When your children ask their fathers in times to come, ‘What do these stones mean?’ then you shall let your children know, ‘Israel passed over this Jordan on dry ground.’ For the Lord your God dried up the waters of the Jordan for you until you passed over, as the Lord your God did to the Red Sea, which he dried up for us until we passed over, so that all the peoples of the earth may know that the hand of the Lord is mighty, that you may fear the Lord your God forever.
In my orientation for Wycliffe back in 2012, one of the morning speakers gave a talk about stones of remembrance that has stuck with me since.
Quick recap. The Israelites have been living in the desert for 40 years, but God is about to take them on a crazy adventure, fulfilling his promise of giving them a place to settle down–no more slavery, no more wandering. Right before they enter into the land of Canaan, God performs a miracle harkening back to the crossing of the Red Sea. The Jordan River separated them from Canaan and at that time of year would have been in flood stage. God commands priests go out into the river carrying the ark of the covenant (God’s presence). As soon as their feet hit the water, the river stopped flowing downstream and piled up in a wall, allowing all of Israel to cross on dry ground.
After the people had crossed safely to the other shore but before the priests came out of the riverbed, God commands they send twelve men to take twelve stones from the middle of the river. They set up these stones on the other side of the Jordan as a reminder of how God provided for them and how he is powerful.
The Israelites were pretty forgetful people, as are we. The speaker back at my orientation encouraged us to keep track of our own “stones of remembrance.” When we are facing difficult situations it is so helpful to remember how God has provided for us in the past. We can trust that he will continue to do so in the future.
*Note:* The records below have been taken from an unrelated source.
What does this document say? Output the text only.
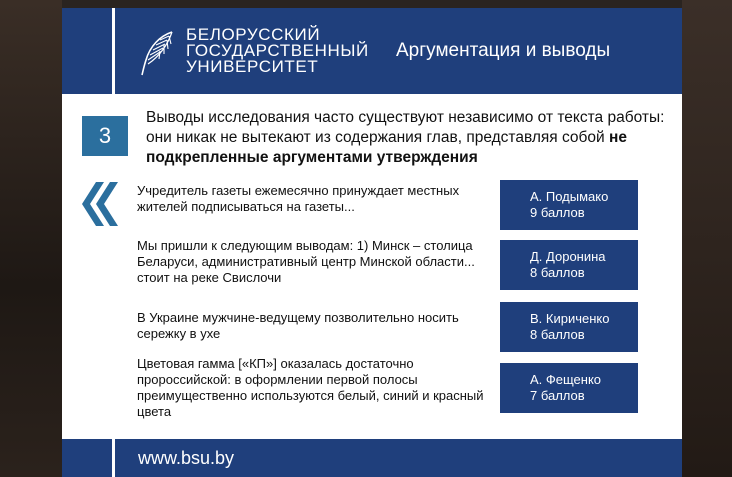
БЕЛОРУССКИЙ
ГОСУДАРСТВЕННЫЙ
УНИВЕРСИТЕТ
Аргументация и выводы
3
Выводы исследования часто существуют независимо от текста работы: они никак не вытекают из содержания глав, представляя собой не подкрепленные аргументами утверждения
Учредитель газеты ежемесячно принуждает местных жителей подписываться на газеты...
А. Подымако
9 баллов
Мы пришли к следующим выводам: 1) Минск – столица Беларуси, административный центр Минской области... стоит на реке Свислочи
Д. Доронина
8 баллов
В Украине мужчине-ведущему позволительно носить сережку в ухе
В. Кириченко
8 баллов
Цветовая гамма [«КП»] оказалась достаточно пророссийской: в оформлении первой полосы преимущественно используются белый, синий и красный цвета
А. Фещенко
7 баллов
www.bsu.by
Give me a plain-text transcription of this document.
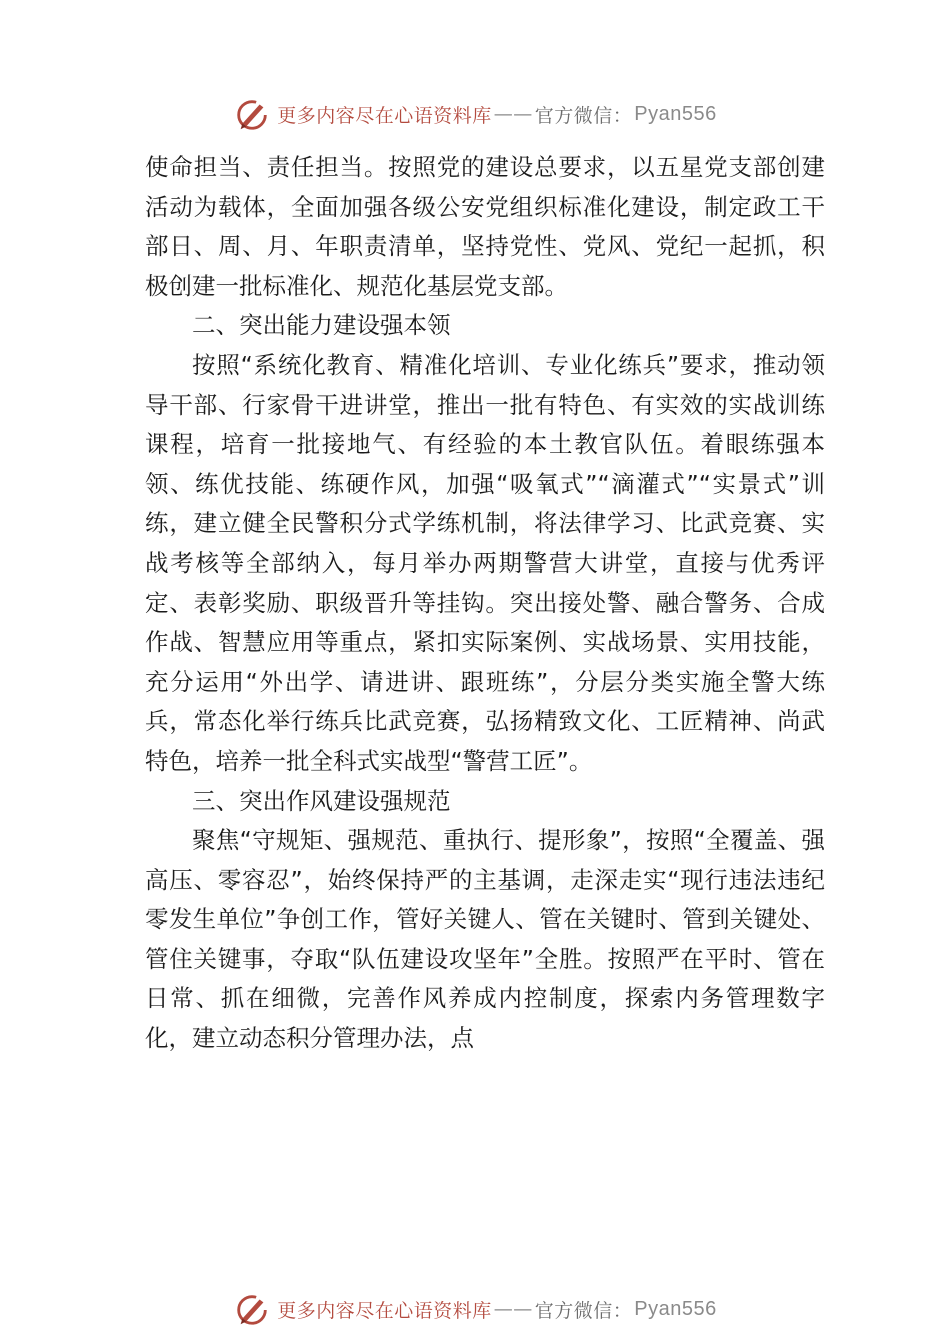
更多内容尽在心语资料库 —— 官方微信： Pyan556

使命担当、责任担当。按照党的建设总要求，以五星党支部创建活动为载体，全面加强各级公安党组织标准化建设，制定政工干部日、周、月、年职责清单，坚持党性、党风、党纪一起抓，积极创建一批标准化、规范化基层党支部。

二、突出能力建设强本领

按照“系统化教育、精准化培训、专业化练兵”要求，推动领导干部、行家骨干进讲堂，推出一批有特色、有实效的实战训练课程，培育一批接地气、有经验的本土教官队伍。着眼练强本领、练优技能、练硬作风，加强“吸氧式”“滴灌式”“实景式”训练，建立健全民警积分式学练机制，将法律学习、比武竞赛、实战考核等全部纳入，每月举办两期警营大讲堂，直接与优秀评定、表彰奖励、职级晋升等挂钩。突出接处警、融合警务、合成作战、智慧应用等重点，紧扣实际案例、实战场景、实用技能，充分运用“外出学、请进讲、跟班练”，分层分类实施全警大练兵，常态化举行练兵比武竞赛，弘扬精致文化、工匠精神、尚武特色，培养一批全科式实战型“警营工匠”。

三、突出作风建设强规范

聚焦“守规矩、强规范、重执行、提形象”，按照“全覆盖、强高压、零容忍”，始终保持严的主基调，走深走实“现行违法违纪零发生单位”争创工作，管好关键人、管在关键时、管到关键处、管住关键事，夺取“队伍建设攻坚年”全胜。按照严在平时、管在日常、抓在细微，完善作风养成内控制度，探索内务管理数字化，建立动态积分管理办法，点

更多内容尽在心语资料库 —— 官方微信： Pyan556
One such “stone” was when I first moved to Quelimane. My teammate Lisa and I were extremely fortunately to be able to borrow a lot of house stuff from our colleagues who were spending time back in their home country. The biggest thing we still needed to get was bed frames. We had no car and knew very few people in our new city. Where do they even sell beds? Am I going to pay too much? How in the world are we going to get them home? It seems like a simple problem after living there for a few years, but at the time I was very overwhelmed. This was the crux of one of my biggest fears in being a missionary–that I’d be in the middle of Africa and not be able to handle the practical stuff. But God is great.
One problem at a time–where do they sell beds? I went upstairs to ask my neighbor if she knew where the furniture markets were. She grabs her keys, saying that she has been wanting to scope out prices on some furniture for her kid’s rooms and this is the perfect opportunity. So not only do we know where to go, but we have an escort who knows what a reasonable price is!
Once we found two beds, the question was how to get them back to our apartment. Our neighbor’s car is tiny and sending each piece of the bed frame separately on the back of a bike taxi doesn’t seem feasible. Just as Lisa and I were giving each other the “any ideas?” look, the ONE pastor we know who owns a car (a flatbed truck, no less) pulls over. He just happened to be driving by and saw us on the side of the road with all these bed pieces. Voila, transport!
I remain amazed at how God orchestrated that day so perfectly. I began that day doubtful and disheartened, but ended it with a renewed trust that God would always take care of me.
What are your stones of remembrance?